Alguns dos projetos de lei, medidas provisórias e decretos com os quais o presidente Jair Bolsonaro pretende cumprir suas principais promessas de campanha primam pela irresponsabilidade. Já havia sido assim no caso do decreto que ampliou a possibilidade de posse e porte de armas no País, que teve de ser refeito por estar eivado de erros formais e de ilegalidades - e, se as vírgulas fora de lugar foram corrigidas, o mesmo não se pode dizer das ilegalidades, que permaneceram na nova versão. Agora é a vez de um projeto de lei, encaminhado pessoalmente pelo presidente Bolsonaro ao Congresso, para alterar o Código de Trânsito Brasileiro.
As mudanças se prestam basicamente para aliviar as sanções aos infratores de trânsito, tanto as multas como a eventual suspensão da carteira de habilitação. O objetivo, segundo informou o presidente, é um só: acabar com o que ele chama de “indústria da multa”.
Assim, em nome dessa missão, Bolsonaro pretende aumentar de 20 para 40 pontos o limite que determina a suspensão da carteira de motorista. “Por mim eu botaria 60”, disse o presidente Bolsonaro, deixando claro que, por ele, talvez nem pontuação devesse haver.
Na justificativa do projeto, lê-se que “a atual complexidade do trânsito brasileiro cada vez mais gera a possibilidade de o condutor levar uma autuação do trânsito, ainda que não tenha a intenção de cometê-la”, razão pela qual “alcançar os 20 pontos está cada dia mais comum na conjuntura brasileira”. Ora, tal argumento é de uma imprudência gritante: por ignorar a “complexidade” das regras de trânsito, o motorista poderia então cometer irregularidades à vontade, sob a proteção do Estado.
Ademais, é falsa a conclusão de que “está cada dia mais comum” o acúmulo de 20 pontos na carteira.
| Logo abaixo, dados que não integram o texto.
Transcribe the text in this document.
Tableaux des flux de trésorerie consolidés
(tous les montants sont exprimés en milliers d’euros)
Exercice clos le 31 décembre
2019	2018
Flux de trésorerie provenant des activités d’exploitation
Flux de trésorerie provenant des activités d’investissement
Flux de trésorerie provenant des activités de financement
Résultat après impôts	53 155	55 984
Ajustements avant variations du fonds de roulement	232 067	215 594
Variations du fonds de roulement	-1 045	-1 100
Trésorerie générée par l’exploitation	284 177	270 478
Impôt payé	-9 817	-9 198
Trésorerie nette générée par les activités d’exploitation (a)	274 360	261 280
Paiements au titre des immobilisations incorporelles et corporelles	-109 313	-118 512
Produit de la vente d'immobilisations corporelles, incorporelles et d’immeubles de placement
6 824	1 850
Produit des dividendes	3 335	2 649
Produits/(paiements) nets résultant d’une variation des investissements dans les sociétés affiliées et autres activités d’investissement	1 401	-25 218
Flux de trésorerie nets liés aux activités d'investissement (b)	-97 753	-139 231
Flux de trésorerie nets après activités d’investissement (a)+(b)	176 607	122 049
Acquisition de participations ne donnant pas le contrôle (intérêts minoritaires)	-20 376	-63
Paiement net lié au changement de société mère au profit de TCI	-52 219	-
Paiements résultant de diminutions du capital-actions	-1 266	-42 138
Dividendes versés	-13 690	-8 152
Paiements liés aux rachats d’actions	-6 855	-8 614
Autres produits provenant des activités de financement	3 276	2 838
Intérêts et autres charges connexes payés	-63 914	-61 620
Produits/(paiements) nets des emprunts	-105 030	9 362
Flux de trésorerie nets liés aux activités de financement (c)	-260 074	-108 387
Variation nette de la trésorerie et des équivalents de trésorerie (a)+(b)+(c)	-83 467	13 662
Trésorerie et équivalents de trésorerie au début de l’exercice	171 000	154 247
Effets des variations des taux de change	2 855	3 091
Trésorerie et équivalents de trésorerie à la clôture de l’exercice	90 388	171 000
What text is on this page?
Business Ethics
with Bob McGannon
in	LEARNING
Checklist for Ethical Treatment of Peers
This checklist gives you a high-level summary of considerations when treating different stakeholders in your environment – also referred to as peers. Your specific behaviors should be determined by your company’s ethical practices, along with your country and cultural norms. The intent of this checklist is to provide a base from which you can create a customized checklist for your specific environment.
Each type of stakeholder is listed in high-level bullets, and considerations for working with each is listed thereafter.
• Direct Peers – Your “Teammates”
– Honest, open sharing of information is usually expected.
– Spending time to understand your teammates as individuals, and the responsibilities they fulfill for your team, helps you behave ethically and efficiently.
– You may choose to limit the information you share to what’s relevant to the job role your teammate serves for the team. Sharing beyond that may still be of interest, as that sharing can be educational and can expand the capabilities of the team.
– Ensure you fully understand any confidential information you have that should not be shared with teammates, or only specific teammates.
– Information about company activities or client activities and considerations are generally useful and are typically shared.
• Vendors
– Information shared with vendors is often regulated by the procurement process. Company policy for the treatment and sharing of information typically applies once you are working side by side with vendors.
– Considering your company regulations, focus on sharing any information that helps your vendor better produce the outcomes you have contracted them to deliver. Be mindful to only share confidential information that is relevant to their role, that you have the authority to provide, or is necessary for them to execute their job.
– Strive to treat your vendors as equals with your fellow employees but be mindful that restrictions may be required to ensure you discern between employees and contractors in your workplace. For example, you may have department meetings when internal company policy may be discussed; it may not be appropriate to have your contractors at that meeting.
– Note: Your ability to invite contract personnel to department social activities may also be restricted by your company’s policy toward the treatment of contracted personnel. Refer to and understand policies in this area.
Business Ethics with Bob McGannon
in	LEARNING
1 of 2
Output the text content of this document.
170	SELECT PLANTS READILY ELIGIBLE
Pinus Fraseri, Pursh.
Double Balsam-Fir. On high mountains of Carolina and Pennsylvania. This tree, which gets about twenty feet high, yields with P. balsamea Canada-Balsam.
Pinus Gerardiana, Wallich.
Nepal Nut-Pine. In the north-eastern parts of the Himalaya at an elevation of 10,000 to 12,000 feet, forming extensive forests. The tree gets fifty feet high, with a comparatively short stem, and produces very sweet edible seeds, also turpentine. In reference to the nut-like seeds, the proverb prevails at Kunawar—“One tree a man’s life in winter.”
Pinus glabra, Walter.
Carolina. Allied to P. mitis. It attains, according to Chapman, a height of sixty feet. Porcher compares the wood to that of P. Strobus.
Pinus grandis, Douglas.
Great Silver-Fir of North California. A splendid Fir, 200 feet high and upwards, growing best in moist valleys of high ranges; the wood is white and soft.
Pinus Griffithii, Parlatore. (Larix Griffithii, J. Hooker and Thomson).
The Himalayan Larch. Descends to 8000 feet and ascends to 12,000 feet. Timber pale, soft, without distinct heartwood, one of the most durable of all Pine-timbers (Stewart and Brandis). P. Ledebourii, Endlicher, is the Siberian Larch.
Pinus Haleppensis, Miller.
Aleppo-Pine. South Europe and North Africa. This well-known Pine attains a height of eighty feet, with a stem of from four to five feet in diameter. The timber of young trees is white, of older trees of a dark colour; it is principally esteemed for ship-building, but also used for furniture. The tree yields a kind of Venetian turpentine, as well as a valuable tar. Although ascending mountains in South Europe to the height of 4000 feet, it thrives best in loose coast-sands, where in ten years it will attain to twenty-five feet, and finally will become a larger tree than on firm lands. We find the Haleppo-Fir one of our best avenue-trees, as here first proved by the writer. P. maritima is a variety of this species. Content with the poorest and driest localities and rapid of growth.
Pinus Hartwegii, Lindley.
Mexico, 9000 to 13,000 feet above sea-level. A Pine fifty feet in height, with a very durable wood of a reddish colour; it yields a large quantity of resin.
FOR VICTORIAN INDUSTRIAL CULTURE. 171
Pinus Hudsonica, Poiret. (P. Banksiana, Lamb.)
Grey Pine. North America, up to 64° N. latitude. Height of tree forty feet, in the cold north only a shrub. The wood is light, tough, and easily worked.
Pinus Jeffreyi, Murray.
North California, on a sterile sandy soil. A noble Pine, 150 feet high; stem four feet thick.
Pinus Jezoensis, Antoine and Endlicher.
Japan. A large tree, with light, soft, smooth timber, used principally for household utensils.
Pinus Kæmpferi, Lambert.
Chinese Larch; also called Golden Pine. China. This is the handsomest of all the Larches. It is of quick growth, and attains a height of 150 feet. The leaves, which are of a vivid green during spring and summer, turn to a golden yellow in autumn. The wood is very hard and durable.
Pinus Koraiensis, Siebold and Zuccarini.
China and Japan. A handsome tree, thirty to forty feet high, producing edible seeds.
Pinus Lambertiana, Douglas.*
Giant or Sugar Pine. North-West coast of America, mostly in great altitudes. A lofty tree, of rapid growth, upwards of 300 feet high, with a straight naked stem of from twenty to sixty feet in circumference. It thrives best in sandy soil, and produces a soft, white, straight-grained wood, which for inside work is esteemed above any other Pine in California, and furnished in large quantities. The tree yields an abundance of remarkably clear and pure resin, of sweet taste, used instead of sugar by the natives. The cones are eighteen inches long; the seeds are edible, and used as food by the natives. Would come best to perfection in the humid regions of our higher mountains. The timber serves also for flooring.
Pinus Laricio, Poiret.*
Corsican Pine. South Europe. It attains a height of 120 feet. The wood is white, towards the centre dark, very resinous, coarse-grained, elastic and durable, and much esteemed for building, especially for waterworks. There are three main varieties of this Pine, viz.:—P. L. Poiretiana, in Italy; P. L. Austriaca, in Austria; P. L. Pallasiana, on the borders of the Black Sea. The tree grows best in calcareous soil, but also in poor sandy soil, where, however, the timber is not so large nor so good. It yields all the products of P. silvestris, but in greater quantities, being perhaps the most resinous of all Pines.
Dados do Detran de São Paulo mostram que apenas 1,5 milhão (6,36%) de motoristas paulistas acumularam 20 ou mais pontos na carteira de habilitação nos últimos 12 meses. O número de documentos suspensos caiu de 560 mil para 434 mil entre 2017 e 2018. Há 17,9 milhões de motoristas paulistas sem um único ponto na carteira.
Esses dados comprovam que os beneficiados pelo projeto encaminhado com entusiasmo por Bolsonaro são uma minoria de infratores - a maioria absoluta dos condutores segue a lei, que em duas décadas ajudou a reduzir o número de acidentes e de mortes no trânsito. Aparentemente, contudo, os formuladores do projeto não levaram em conta essa realidade, preferindo talvez basear-se apenas na intuição do presidente sobre a “indústria da multa”.
Se tivesse consultado algum estudo e não sua intuição, o presidente não teria incluído em seu projeto o relaxamento da punição para os motoristas que transportarem crianças de maneira inadequada. Dados da Organização Mundial da Saúde indicam que o uso obrigatório de cadeirinhas em automóveis pode reduzir em pelo menos 60% a possibilidade de mortes de crianças em acidentes. Desde que a obrigatoriedade das cadeirinhas entrou em vigor no Brasil, em 2008, o número de mortes de crianças em acidentes caiu 12,5%.
Mas o presidente Bolsonaro parece muito seguro de sua decisão, porque, segundo ele, “todo mundo que é pai e mãe é responsável”. Além disso, pelo fato de que só foi suspensa a multa em dinheiro, valendo a pontuação na carteira, “vamos ver se o pessoal vai multar ou é a multa pela multa”. Traduzindo: para o presidente, o “pessoal” só multa para arrecadar dinheiro; portanto, sem dinheiro, não haverá multa.
O projeto de lei, assim, se presta a provar uma tese de Bolsonaro: a de que as multas só existem para castigar injustamente os brasileiros, com o objetivo de encher os cofres de administradores públicos inescrupulosos, que mandam guardas ficarem escondidos na moita para multar cidadãos desavisados. É evidente que não é assim que se formulam políticas públicas, especialmente as destinadas a reduzir o número de mortes de brasileiros. A “indústria da multa” deve ser combatida com fiscalização e punição aos maus administradores, e não com leniência em relação aos maus motoristas.